Tesco Ireland has announced that it has introduced five days paid leave for victims of domestic abuse, with immediate effect.

Tesco has, from today (6 March), updated its current ‘Time Off Policy’ to reflect the new provision for victims of domestic abuse.

Highlighting the necessity of providing paid leave for colleagues experiencing domestic abuse, Natasha Adams, CEO, Tesco Ireland,  said, "Paid leave is an essential factor in escaping domestic abuse as victims sometimes need to prepare to leave the abusive relationship through attending support services, legal services, and counselling; looking for a new place to live and making necessary childcare arrangements.

"These preparations cannot always be carried out during working hours. During this extremely difficult process, it is vital that victims feel certain that their employment and financial independence are protected."

No Minimum Service Requirements


According to this policy, there will be no minimum service requirements for colleagues who need to avail of this leave, and it can be taken retrospectively or in advance, and in full days or half days, depending on their specific needs.

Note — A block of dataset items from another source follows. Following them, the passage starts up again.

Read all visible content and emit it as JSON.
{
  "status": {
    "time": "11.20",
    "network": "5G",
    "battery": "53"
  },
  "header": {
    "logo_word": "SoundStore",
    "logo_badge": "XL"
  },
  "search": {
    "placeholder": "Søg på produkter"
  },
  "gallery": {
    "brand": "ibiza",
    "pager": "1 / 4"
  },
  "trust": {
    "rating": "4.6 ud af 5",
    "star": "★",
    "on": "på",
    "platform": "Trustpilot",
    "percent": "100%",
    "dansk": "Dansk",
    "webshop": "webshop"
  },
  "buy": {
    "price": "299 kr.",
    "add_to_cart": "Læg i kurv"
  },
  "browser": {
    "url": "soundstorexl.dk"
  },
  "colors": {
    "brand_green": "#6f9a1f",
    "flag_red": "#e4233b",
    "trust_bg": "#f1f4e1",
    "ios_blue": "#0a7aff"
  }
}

The new provision is already contained in the Work Life Balance and Miscellaneous Provisions Bill 2022 which was first introduced by Government last year, and which is now in the process of being finalised as it passes through the Oireachtas.

While the Bill is expected to be enacted into law later this year, Tesco Ireland noted that it has taken the pre-emptive step to roll out the domestic abuse leave provision without delay.

A key feature of this paid leave is that it will be recorded with a specific absence code to safeguard the privacy of the colleague and if taken, it will not be included in the colleague’s overall absence percentage as it is treated separately to sick leave.

Arguably one of the most important features of Tesco’s new leave policy is that it recognises the difficulty and trauma associated with making a disclosure about domestic abuse and therefore colleagues are not required to submit proof of domestic abuse to avail of this leave.


Not A Female Centric Issue

While launched ahead of International Women’s Day, Adams highlighted that Tesco Ireland is fully aware that this isn’t a female centric issue; it affects all forms of relationships.

"We are committed to supporting our colleagues, reflecting their individual circumstances and challenges," she added.

"As one of the largest private sector employers in the country, we are proud to play our part in contributing to the whole of society response,” she concluded.

The move will make it the first major Irish grocery retailer to introduce this important support for its 13,000 colleagues.